Доминиканец увидел в моих глазах смятение, но приписал его обилию в келье свечей. И произнес еще глухим, но уже набирающим силу голосом:
— Свечи горят оттого, что князь тьмы подстерегает в ночи нас, врагов своих.
Я сказал на это:
— Избавь меня от псов, коих ты пустил за мной по пятам.
Он сказал:
— Они приставлены охранять тебя.
Я только пожал плечами. Когда он, обойдя меня, закрывал дверь, я заметил пятна крови, окрасившие на спине его власяницу. А затем в меня впились его налитые кровью глаза, и он произнес:
— Я не верю тебе.
Непросто было мне совладать с собой. Я не знал, как следует держаться, когда монах бросает тебе в лицо оскорбление. А он продолжал:
— Святой отец доверил тебе одну из тайн Божьей церкви.
Я молчал. Он говорил:
— Я знаю, что, будь я, как ты, рыцарем, ты убил бы меня. Но повторяю: я не верю тебе. Ты способен отправиться к альбигойцам и продать им эту тайну.

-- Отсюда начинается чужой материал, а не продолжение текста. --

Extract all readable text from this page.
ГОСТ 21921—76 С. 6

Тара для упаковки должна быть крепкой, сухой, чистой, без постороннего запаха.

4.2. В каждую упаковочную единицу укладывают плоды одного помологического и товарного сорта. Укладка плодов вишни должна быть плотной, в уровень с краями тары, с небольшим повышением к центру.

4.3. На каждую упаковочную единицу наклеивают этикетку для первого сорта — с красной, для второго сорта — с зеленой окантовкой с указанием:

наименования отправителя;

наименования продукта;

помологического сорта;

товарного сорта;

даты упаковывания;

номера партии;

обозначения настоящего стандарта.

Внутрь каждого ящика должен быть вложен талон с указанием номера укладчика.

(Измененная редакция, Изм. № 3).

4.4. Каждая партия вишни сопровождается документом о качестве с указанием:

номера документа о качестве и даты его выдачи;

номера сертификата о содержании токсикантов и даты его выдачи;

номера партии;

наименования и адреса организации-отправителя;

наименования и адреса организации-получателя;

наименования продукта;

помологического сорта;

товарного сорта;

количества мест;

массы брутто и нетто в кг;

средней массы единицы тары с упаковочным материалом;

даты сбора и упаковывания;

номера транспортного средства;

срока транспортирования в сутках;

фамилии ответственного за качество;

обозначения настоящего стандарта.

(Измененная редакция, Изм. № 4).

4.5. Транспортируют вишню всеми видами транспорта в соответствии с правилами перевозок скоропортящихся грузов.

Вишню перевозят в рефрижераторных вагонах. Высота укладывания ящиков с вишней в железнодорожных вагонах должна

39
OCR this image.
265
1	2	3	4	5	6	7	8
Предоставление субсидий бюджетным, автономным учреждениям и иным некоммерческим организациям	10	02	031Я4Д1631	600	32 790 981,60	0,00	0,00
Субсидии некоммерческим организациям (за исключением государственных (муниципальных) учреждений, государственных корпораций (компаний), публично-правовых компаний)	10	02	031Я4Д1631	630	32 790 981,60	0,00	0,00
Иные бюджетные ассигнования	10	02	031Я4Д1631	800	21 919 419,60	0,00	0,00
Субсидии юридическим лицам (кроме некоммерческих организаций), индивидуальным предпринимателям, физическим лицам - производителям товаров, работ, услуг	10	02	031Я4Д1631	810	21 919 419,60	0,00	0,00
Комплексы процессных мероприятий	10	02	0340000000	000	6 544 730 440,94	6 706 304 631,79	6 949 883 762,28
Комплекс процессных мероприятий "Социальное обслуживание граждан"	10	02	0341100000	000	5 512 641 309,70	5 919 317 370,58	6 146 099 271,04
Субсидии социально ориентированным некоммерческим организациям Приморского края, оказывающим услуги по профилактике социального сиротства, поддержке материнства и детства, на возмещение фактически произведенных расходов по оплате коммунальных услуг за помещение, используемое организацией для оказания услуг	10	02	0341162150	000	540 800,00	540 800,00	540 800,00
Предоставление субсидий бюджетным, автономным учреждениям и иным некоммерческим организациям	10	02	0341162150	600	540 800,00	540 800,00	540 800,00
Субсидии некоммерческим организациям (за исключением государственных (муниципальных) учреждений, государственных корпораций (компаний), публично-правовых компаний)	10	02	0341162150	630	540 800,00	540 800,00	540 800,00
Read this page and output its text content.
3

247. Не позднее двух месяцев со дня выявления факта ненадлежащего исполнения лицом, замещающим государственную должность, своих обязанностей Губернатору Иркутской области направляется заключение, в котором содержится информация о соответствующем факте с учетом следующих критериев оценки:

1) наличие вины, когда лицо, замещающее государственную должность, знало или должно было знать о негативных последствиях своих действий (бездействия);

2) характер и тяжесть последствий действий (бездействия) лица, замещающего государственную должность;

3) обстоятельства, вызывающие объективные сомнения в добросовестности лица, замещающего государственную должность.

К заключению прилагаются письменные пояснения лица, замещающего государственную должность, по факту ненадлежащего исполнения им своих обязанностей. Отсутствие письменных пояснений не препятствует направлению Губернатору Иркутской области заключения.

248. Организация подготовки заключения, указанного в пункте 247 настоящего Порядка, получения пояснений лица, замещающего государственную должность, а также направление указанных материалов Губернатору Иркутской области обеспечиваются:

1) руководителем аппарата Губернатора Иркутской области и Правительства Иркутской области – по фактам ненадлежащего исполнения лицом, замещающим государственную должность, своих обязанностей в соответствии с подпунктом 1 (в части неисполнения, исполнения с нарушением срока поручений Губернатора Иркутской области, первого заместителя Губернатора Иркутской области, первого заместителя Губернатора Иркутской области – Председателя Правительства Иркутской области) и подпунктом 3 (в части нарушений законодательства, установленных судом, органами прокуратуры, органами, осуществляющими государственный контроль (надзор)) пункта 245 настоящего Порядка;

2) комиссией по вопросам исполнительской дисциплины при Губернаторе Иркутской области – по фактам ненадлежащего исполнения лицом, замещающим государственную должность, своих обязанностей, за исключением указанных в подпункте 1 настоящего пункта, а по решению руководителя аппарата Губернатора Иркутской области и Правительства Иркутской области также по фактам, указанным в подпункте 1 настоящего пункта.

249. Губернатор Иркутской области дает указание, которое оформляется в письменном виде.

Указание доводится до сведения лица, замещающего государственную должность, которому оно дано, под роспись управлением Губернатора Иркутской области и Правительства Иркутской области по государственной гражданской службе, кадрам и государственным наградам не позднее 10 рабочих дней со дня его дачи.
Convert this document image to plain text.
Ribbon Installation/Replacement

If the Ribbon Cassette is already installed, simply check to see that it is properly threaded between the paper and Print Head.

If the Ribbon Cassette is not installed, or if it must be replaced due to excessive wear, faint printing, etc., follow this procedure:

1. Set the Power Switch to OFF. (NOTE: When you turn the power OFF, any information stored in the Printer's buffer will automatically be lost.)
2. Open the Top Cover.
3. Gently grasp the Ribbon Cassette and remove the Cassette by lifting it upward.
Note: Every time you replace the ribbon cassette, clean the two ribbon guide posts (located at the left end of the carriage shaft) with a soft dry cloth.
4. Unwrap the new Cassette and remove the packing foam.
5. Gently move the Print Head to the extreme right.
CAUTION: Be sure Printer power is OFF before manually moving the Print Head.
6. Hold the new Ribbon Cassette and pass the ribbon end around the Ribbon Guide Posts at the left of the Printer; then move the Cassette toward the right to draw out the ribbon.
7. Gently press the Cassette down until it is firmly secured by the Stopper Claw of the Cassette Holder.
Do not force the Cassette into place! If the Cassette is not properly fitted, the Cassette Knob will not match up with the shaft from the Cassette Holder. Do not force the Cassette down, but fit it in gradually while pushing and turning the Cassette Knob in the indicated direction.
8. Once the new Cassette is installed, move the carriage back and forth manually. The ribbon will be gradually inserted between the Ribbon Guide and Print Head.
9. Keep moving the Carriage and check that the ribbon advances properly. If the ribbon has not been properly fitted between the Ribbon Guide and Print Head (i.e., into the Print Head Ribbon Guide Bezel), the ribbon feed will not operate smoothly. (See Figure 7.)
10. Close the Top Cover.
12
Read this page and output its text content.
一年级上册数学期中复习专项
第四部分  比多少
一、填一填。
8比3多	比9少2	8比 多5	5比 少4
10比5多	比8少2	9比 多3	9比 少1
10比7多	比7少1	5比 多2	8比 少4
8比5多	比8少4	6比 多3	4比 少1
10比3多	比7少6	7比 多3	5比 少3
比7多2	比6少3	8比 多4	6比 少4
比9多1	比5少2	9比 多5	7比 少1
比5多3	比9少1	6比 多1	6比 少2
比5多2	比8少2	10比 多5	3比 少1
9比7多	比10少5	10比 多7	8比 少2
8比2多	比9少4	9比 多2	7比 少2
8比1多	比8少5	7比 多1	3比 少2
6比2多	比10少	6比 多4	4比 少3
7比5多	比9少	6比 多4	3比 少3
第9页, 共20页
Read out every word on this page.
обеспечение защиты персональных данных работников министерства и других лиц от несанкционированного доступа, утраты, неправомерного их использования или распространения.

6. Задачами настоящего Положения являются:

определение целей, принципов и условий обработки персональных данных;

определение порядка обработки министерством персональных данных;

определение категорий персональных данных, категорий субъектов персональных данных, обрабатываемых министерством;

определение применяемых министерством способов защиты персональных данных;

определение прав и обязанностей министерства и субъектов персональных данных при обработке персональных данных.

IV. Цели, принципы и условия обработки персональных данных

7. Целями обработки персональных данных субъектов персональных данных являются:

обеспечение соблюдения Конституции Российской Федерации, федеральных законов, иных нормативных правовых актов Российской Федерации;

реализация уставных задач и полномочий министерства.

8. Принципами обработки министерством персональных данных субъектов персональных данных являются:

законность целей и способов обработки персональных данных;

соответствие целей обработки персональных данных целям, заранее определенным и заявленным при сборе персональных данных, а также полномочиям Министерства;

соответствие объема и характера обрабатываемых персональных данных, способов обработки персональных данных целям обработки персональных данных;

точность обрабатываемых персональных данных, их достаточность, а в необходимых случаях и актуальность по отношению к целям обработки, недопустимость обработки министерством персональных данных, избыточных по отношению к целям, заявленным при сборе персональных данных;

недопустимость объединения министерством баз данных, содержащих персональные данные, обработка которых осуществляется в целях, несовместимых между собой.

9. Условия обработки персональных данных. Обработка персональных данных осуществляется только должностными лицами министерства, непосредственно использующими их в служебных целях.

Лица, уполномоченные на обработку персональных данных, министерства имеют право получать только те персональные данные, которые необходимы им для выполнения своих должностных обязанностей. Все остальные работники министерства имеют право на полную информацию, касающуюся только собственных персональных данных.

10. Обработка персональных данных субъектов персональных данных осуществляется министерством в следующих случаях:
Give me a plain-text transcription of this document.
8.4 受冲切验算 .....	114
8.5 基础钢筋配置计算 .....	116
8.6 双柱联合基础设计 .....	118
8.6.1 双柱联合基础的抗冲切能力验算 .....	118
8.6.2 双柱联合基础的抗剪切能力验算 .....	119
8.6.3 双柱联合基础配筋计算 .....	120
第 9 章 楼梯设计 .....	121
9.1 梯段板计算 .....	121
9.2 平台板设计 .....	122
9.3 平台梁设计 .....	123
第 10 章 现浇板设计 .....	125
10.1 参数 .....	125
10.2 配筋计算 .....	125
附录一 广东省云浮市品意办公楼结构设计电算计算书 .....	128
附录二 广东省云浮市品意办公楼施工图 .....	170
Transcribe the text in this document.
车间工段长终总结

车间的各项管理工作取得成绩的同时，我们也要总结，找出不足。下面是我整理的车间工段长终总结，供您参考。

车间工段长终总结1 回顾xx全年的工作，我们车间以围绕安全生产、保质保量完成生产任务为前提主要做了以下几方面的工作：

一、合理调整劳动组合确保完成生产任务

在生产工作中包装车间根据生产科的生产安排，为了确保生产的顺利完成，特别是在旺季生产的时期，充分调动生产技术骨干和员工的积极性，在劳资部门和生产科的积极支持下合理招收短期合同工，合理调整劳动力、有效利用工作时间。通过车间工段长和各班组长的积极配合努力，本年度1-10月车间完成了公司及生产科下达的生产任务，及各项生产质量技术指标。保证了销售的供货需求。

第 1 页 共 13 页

Я был озадачен и сумел произнести лишь:
— Я рыцарь.
Он положил руки мне на плечи. Я вздрогнул, но не отпрянул. И он заговорил уже иным голосом — задушевным, но полным какой-то горестной страсти:
— Да, Анри, ты рыцарь. Оттого я и не верю тебе. Тот же Прованс, что породил альбигойцев, породил и вас, рыцарей, с вашей куртуазностью, вашими трубадурами и легендами. Ты рыцарь. Первая ваша заповедь — служить Христу и церкви Божьей. А вы заменили Богоматерь своей Дамой сердца и вместо псалмов поете баллады. Ваши замки стали притонами бесчестья и разврата, вы избиваете жен и дочерей своих. Вторая ваша заповедь — одним острием меча коли сарацинов, другим — сильного, угнетающего слабого. Папа послал вас ко Гробу Господню, а вы разграбили Константинополь. Есть ли головорезы страшней, чем твои рыцари? Третья ваша заповедь — хранить верность своему сюзерену, если не восстает тот против церкви. Ты же клонишься в сторону, как лук в нетвердой руке, сегодня служишь одному господину, завтра другому… кто больше заплатит.
Что мог я сказать ему? Начать оправдываться? Одно дело — рыцарство, другое — рыцарь. Так же и с церковью: разве Христос и христиане имеют что-либо общее с папой и епископами?